Both Mariah Carey's strength and her weakness his that she exists in her own bubble, impervious to change. Trends come and go but Mariah remains Mariah. Her blend of bubblegum pop and R&B never feels particularly current but it also never ages. A reminder of a bygone age but a time period that cannot be placed. Rainbow, Mariah's 1999 masterpiece, is peak Carey.
It marked the end of her first imperial phrase. Rainbow was Mariah's first album in years to not top the charts and proceeded the trauma that was Glitter, and arrived long before the career and artistic rebirth of The Emancipation of Mimi. The production credits and guest spots read like a who's-who of 1999. At this point she was untouchable. With one of the most lucrative recording contracts of all time and comfortably into her songwriting groove, she was making the kind of music she should have been releasing her whole career.
Mariah has always been keen to stress her credentials as a songwriter and Rainbow is evidence that strongly supports her case - a well-crafted balance of her signature ballads with sparky R&B jams. Lyrically the tracks are breezy but intensely relatable, a formula that was most successfully deployed by Motown. Despite her incredible riches, success and vocal prowess - Mariah writes from a perspective that we all understand. This isn't a record about the pains of being famous but about love, being a woman. There is also an archness to her music that often goes unheralded. Take lead single "Heartbreaker" its lyrics juxtaposed with the bounciest of beats.

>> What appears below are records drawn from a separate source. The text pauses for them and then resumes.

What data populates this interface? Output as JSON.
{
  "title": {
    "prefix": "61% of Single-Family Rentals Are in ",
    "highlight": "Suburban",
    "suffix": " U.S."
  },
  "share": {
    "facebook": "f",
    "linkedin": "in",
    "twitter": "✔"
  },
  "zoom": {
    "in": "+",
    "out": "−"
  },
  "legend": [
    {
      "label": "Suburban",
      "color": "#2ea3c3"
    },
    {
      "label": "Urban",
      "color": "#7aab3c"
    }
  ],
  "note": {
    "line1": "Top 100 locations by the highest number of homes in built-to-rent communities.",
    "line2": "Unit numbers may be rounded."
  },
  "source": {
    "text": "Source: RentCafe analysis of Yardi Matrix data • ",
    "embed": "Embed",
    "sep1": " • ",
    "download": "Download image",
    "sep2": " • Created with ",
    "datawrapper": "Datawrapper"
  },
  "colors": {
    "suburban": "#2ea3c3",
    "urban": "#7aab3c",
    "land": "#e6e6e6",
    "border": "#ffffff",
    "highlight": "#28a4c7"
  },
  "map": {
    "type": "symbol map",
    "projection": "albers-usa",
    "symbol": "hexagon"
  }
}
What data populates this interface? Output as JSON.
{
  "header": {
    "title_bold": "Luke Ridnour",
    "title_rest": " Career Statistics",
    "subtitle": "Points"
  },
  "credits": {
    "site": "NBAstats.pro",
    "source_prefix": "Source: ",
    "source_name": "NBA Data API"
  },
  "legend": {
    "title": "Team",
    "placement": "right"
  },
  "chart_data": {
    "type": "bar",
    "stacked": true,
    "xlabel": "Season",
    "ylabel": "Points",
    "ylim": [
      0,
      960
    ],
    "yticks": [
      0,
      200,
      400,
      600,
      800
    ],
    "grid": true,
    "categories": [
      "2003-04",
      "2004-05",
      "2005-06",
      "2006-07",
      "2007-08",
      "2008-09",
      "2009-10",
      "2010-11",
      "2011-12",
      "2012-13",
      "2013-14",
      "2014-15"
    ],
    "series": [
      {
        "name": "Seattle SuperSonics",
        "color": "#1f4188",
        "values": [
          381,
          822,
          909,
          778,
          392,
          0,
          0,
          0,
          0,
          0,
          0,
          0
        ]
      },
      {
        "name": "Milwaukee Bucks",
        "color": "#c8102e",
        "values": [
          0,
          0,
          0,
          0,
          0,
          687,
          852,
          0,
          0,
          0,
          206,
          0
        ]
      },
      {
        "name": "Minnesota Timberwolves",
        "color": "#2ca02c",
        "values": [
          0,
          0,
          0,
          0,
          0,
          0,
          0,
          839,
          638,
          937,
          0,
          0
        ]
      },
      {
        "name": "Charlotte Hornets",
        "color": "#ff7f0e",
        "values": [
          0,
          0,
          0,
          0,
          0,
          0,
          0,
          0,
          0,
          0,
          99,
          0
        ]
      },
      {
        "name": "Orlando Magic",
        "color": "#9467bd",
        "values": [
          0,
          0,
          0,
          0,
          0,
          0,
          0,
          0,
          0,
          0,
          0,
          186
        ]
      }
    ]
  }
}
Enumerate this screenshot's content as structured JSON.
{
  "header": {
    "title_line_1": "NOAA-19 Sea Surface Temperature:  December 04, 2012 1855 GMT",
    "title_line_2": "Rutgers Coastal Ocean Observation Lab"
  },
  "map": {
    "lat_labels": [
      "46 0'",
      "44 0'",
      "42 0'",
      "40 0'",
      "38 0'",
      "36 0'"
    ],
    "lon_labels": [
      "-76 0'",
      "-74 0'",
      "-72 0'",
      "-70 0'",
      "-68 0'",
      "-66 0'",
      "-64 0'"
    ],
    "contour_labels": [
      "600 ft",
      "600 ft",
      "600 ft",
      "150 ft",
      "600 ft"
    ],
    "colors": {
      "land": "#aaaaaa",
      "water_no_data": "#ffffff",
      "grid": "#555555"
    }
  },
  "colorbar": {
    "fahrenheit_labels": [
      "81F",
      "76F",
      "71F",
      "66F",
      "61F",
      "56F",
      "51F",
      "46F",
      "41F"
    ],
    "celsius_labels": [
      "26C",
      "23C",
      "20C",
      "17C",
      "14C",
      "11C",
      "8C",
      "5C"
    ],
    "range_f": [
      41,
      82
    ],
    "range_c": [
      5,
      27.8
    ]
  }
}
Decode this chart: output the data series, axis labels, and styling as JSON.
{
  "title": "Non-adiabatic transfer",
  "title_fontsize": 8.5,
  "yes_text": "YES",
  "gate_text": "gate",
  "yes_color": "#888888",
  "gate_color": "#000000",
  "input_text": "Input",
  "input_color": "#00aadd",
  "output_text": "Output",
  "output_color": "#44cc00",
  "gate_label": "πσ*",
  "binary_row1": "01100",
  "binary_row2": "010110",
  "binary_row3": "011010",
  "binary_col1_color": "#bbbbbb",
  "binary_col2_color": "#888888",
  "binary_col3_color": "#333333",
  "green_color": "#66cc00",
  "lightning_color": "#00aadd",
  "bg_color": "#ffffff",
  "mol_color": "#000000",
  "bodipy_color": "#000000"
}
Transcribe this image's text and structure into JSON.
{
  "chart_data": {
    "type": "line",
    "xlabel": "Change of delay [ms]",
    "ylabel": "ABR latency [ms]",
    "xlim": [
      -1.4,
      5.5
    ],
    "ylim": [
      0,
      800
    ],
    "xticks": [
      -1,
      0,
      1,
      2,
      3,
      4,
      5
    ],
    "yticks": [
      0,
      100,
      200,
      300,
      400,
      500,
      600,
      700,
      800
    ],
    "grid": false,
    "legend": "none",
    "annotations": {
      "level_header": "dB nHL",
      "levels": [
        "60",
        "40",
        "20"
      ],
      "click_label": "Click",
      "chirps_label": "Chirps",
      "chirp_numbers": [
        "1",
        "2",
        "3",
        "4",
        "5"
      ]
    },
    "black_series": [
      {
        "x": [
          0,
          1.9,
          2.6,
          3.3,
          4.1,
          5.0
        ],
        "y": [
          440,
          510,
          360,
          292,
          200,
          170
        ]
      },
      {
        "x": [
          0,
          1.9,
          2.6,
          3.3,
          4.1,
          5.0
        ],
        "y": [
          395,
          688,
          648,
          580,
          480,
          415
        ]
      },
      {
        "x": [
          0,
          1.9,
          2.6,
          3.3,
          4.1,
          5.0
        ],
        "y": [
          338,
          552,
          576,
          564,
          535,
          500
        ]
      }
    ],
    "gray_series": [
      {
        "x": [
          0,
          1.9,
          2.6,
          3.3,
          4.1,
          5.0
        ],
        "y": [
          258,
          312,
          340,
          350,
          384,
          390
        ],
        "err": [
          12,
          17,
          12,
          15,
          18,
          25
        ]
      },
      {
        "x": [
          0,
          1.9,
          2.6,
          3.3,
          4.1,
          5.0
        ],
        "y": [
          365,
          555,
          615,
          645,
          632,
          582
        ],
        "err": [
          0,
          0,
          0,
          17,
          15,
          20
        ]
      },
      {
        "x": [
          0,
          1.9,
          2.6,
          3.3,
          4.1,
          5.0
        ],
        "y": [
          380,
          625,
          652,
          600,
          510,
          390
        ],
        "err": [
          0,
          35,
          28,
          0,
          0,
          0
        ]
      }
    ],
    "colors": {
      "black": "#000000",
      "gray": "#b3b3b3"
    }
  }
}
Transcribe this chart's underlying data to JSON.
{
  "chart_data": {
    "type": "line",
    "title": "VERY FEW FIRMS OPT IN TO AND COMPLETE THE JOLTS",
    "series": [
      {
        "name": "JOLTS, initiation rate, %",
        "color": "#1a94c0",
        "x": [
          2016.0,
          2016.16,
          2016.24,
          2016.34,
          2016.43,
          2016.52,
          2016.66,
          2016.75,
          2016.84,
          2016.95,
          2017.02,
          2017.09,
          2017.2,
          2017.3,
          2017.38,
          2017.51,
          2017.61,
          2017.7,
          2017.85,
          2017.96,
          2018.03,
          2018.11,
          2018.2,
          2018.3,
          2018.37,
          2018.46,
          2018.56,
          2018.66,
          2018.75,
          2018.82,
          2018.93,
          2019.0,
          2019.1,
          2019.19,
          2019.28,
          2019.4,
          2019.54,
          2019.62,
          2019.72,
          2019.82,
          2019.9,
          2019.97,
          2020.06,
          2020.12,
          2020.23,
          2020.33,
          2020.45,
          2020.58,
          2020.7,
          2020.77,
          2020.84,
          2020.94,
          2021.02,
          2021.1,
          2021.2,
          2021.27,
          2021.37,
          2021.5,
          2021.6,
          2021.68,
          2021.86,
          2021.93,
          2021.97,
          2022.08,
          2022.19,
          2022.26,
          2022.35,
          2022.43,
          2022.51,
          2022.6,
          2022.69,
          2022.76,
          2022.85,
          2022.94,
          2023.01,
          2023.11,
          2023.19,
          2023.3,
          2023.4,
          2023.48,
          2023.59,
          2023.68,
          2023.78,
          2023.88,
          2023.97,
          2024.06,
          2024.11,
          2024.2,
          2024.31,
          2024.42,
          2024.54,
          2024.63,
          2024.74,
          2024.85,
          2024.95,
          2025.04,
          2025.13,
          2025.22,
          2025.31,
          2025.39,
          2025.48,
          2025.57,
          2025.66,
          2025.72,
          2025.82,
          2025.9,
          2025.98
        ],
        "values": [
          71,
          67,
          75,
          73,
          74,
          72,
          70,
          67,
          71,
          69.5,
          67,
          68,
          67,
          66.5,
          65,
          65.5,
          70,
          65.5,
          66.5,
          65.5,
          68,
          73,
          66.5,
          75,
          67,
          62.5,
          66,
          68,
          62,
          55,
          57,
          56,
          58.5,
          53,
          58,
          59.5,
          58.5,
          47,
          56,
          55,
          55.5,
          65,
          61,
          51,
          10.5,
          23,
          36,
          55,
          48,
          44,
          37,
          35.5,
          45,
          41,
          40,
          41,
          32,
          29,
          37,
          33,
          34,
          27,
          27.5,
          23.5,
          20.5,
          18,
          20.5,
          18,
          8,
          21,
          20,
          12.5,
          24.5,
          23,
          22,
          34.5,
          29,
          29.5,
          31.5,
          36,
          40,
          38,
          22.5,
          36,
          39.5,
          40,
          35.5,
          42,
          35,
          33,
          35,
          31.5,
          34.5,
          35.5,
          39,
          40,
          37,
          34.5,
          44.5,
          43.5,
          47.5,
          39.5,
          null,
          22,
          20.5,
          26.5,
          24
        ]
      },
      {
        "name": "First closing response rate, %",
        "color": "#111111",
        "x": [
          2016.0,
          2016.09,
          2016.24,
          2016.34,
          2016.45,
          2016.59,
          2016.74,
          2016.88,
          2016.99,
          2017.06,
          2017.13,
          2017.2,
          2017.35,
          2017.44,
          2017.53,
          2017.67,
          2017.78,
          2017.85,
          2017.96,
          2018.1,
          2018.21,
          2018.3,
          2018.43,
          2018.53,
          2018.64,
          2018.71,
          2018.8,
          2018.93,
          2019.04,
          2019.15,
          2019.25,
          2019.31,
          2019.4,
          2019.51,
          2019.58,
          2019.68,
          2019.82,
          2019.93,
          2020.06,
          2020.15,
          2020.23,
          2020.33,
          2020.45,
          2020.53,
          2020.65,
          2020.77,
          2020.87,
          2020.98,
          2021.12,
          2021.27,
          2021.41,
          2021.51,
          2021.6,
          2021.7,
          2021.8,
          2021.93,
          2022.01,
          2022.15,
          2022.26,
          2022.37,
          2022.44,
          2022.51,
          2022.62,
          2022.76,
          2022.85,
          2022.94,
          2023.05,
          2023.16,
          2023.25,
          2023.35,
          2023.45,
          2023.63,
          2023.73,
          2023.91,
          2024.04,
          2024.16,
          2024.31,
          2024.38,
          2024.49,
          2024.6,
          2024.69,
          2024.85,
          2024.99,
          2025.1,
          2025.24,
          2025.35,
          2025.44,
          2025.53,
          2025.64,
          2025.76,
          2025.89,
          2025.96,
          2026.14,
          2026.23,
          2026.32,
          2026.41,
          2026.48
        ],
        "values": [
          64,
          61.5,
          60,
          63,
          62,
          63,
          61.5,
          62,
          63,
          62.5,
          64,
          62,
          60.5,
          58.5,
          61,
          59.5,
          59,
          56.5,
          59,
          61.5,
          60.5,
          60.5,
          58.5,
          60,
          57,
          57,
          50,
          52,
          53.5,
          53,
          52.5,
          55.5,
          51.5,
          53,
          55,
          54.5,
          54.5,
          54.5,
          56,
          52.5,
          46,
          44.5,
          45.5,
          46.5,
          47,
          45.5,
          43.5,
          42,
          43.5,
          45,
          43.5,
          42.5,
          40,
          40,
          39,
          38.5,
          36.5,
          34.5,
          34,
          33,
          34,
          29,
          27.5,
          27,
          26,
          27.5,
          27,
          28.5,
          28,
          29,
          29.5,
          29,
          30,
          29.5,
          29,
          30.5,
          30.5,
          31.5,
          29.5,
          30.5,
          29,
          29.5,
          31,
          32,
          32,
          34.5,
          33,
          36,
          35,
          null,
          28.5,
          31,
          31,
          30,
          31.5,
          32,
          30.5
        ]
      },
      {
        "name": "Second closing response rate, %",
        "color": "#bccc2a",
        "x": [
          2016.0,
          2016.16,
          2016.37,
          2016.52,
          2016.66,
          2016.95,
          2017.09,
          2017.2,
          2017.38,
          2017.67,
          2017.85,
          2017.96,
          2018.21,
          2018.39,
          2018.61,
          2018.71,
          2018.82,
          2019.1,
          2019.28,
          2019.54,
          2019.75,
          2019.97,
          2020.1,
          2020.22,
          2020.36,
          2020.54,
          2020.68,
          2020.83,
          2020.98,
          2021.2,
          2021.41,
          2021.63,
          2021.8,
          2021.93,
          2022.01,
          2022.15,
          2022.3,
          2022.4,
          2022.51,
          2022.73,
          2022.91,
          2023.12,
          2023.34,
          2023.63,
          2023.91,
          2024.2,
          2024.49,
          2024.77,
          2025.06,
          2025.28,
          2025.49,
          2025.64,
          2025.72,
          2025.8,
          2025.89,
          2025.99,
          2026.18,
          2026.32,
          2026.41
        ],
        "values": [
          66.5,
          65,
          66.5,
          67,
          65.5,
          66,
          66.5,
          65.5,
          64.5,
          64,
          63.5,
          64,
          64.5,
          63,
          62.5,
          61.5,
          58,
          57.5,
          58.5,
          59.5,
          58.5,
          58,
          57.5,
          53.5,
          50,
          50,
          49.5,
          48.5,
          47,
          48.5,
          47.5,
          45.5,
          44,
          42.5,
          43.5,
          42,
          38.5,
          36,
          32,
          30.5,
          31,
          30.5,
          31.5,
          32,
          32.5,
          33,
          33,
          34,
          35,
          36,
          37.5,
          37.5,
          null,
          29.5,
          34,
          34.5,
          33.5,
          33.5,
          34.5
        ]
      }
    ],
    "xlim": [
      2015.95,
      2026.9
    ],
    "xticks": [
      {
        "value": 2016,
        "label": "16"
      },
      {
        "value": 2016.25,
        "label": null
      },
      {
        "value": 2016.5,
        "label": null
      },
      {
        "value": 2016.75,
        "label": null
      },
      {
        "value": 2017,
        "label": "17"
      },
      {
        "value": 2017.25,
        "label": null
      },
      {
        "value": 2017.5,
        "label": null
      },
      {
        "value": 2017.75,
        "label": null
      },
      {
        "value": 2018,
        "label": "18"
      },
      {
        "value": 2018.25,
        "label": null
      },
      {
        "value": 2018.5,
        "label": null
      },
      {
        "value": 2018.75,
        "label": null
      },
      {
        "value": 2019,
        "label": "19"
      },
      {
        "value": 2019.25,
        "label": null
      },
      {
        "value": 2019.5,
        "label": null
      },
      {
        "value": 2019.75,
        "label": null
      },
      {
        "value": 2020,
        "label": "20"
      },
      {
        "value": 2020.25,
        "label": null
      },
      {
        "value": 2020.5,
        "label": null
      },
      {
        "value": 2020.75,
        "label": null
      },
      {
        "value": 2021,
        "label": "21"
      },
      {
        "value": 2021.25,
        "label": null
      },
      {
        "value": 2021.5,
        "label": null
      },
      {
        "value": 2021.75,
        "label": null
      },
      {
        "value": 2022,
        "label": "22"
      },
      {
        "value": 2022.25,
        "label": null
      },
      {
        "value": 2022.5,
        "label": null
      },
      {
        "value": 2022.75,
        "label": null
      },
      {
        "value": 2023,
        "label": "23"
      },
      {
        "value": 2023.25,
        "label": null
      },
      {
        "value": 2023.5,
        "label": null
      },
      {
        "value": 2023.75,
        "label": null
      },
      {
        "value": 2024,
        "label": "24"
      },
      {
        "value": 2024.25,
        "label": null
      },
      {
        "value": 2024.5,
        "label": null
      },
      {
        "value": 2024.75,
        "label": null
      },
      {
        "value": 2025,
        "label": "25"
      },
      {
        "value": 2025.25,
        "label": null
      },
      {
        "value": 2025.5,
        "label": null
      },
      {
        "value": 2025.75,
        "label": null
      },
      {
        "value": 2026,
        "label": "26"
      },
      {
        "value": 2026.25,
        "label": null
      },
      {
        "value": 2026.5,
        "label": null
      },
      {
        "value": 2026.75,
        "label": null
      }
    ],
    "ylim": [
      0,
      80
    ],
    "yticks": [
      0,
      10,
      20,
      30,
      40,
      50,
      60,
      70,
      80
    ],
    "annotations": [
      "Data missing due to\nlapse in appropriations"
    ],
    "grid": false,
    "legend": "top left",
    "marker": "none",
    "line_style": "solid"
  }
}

Mariah, and many others, consider 1997's Butterfly to be her finest work. Moving away from the middle-of-the-road tracks that typified her early work, she began working with younger hip-hop producers. Butterfly is finessed and marked a new chapter but it lacks the fun of Rainbow which, as Mariah records go, borders on the spontaneous.
Rainbow isn't an artistic statement. It isn't the study of an artist and we learn next to nothing about Mariah (although there are some rare glimpses into her psyche following her split from Tommy Mottola). But that isn't why we love her. Mariah always serves up exactly what you need.
There has been flashes of genius since but it's notable that some of her best tracks would fit perfectly on this album. The inspired "#Beautiful" ft. Miguel captures that sense of joie de vie that permeates and typifies Rainbow. It's an album that is incapable of ageing, so unrelentingly universal that it becomes timeless.